Package 'armacmp'

Title: Translate R Linear Algebra Code to Armadillo C++
Description: Compile linear algebra R code to C++ using the Armadillo Template Library. The package further supports mathematical optimization purely in C++.
Authors: Dirk Schumacher [aut, cre]
Maintainer: Dirk Schumacher <[email protected]>
License: MIT + file LICENSE
Version: 0.1.0.9000
Built: 2024-12-04 03:26:39 UTC
Source: https://github.com/dirkschumacher/armacmp

Help Index


Compile Linear Algebra Code to C++

Description

Compile Linear Algebra Code to C++

Usage

compile(fun, verbose = FALSE)

Arguments

fun

a function

verbose

optional logical, print out compiler information

This function always compiles functions. Every function needs to have a return statement with an optional type argument. All input parameters are by default of type double matrix. Type inference is tried to be done, but sometimes it is helpful to add type annotation.

Take a look at function reference vignette for more information.

Examples

## Not run: 
trans <- compile(function(X) {
  return(t(X))
})
trans(matrix(1:10))

## End(Not run)

Optimize arbitrary and differentiable functions

Description

The function compiles the code to C++ and uses Armadillo and ensmallen to optimize it.

Usage

compile_optimization_problem(
  data = list(),
  evaluate,
  gradient,
  optimizer = optimizer_SA()
)

Arguments

data

a named list of prior data you would like to supply to the evaluate function.

evaluate

a function that is to be minimized. It should return a single numeric.

gradient

optional, a function computing the gradient of evaluate

optimizer

one of the many optimizers

Examples

## Not run: 
optimize <- compile_optimization_problem(
  data = list(),
  evaluate = function(x) {
    return(2 * norm(x)^2)
  },
  optimizer = optimizer_SA()
)

# should be roughly c(0, 0, 0)
result <- optimize(matrix(c(1, -1, 1), ncol = 1))

## End(Not run)

Conventional Neural Evolution Optimizer

Description

Conventional Neural Evolution Optimizer

Usage

optimizer_CNE(
  populationSize = 500,
  maxGenerations = 5000,
  mutationProb = 0.1,
  mutationSize = 0.02,
  selectPercent = 0.2,
  tolerance = 1e-05
)

Arguments

populationSize

The number of candidates in the population.

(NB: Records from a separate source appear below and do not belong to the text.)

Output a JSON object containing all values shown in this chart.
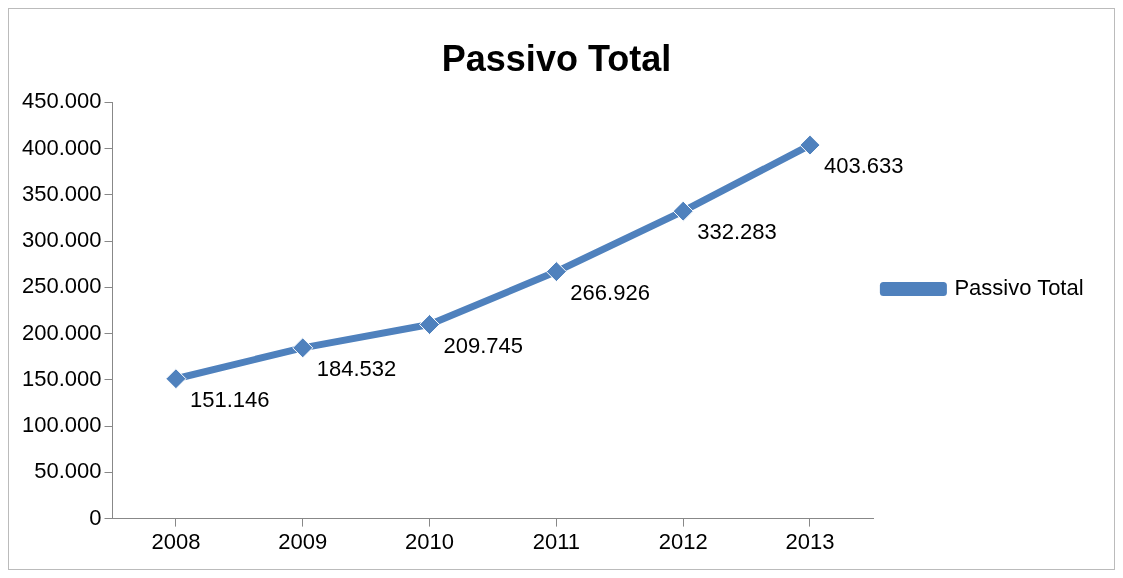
{
  "chart_data": {
    "type": "line",
    "title": "Passivo Total",
    "categories": [
      "2008",
      "2009",
      "2010",
      "2011",
      "2012",
      "2013"
    ],
    "series": [
      {
        "name": "Passivo Total",
        "color": "#4f81bd",
        "values": [
          151146,
          184532,
          209745,
          266926,
          332283,
          403633
        ],
        "value_labels": [
          "151.146",
          "184.532",
          "209.745",
          "266.926",
          "332.283",
          "403.633"
        ]
      }
    ],
    "ylim": [
      0,
      450000
    ],
    "yticks": [
      0,
      {
        "value": 50000,
        "label": "50.000"
      },
      {
        "value": 100000,
        "label": "100.000"
      },
      {
        "value": 150000,
        "label": "150.000"
      },
      {
        "value": 200000,
        "label": "200.000"
      },
      {
        "value": 250000,
        "label": "250.000"
      },
      {
        "value": 300000,
        "label": "300.000"
      },
      {
        "value": 350000,
        "label": "350.000"
      },
      {
        "value": 400000,
        "label": "400.000"
      },
      {
        "value": 450000,
        "label": "450.000"
      }
    ],
    "grid": false,
    "legend": "right",
    "marker": "diamond",
    "line_style": "solid"
  }
}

This should be at least 4 in size 500

maxGenerations

The maximum number of generations allowed for CNE 5000

mutationProb

Probability that a weight will get mutated 0.1

mutationSize

The range of mutation noise to be added. This range is between 0 and mutationSize 0.02

selectPercent

The percentage of candidates to select to become the the next generation 0.2

tolerance

The final value of the objective function for termination. If set to negative value, tolerance is not considered 1e-5


Gradient Descent Optimizer

Description

Gradient Descent Optimizer

Usage

optimizer_GradientDescent(
  stepSize = 0.01,
  maxIterations = 1e+05,
  tolerance = 1e-05
)

Arguments

stepSize

Step size for each iteration

maxIterations

Maximum number of iterations allowed (0 means no limit).

tolerance

Maximum absolute tolerance to terminate algorithm.


L-BFGS Optimizer

Description

L-BFGS Optimizer

Usage

optimizer_L_BFGS(
  numBasis = 10,
  maxIterations = 10000,
  armijoConstant = 1e-04,
  wolfe = 0.9,
  minGradientNorm = 1e-06,
  factr = 1e-15,
  maxLineSearchTrials = 50,
  minStep = 1e-20,
  maxStep = 1e+20
)

Arguments

numBasis

Number of memory points to be stored (default 10)

maxIterations

Maximum number of iterations for the optimization (0 means no limit and may run indefinitely)

armijoConstant

Controls the accuracy of the line search routine for determining the Armijo condition

wolfe

Parameter for detecting the Wolfe condition

minGradientNorm

Minimum gradient norm required to continue the optimization

factr

Minimum relative function value decrease to continue the optimization

maxLineSearchTrials

The maximum number of trials for the line search (before giving up)

minStep

The minimum step of the line search

maxStep

The maximum step of the line search


Simulated-Annealing with exponential schedule

Description

Simulated-Annealing with exponential schedule

Usage

optimizer_SA()

Simultaneous Perturbation Stochastic Approximation (SPSA)

Description

Simultaneous Perturbation Stochastic Approximation (SPSA)

Usage

optimizer_SPSA(
  alpha = 0.602,
  gamma = 0.101,
  stepSize = 0.16,
  evaluationStepSize = 0.3,
  maxIterations = 1e+05,
  tolerance = 1e-05
)

Arguments

alpha

Scaling exponent for the step size.

gamma

Scaling exponent for evaluation step size.

stepSize

Scaling parameter for step size.

evaluationStepSize

Scaling parameter for evaluation step size.

maxIterations

Maximum number of iterations allowed (0 means no limit).

tolerance

Maximum absolute tolerance to terminate algorithm.


Compile a function to C++

Description

Compile a function to C++

Usage

translate(fun, function_name)

Arguments

fun

a function

function_name

the function name

Value

a list of type "armacmp_cpp_fun"


Type colvec

Description

Type colvec

Usage

type_colvec()

Type matrix

Description

Type matrix

Usage

type_matrix()

Type rowvec

Description

Type rowvec

Usage

type_rowvec()

Type int

Description

Type int

Usage

type_scalar_integer()

Type logical

Description

Type logical

Usage

type_scalar_logical()

Type numeric

Description

Type numeric

Usage

type_scalar_numeric()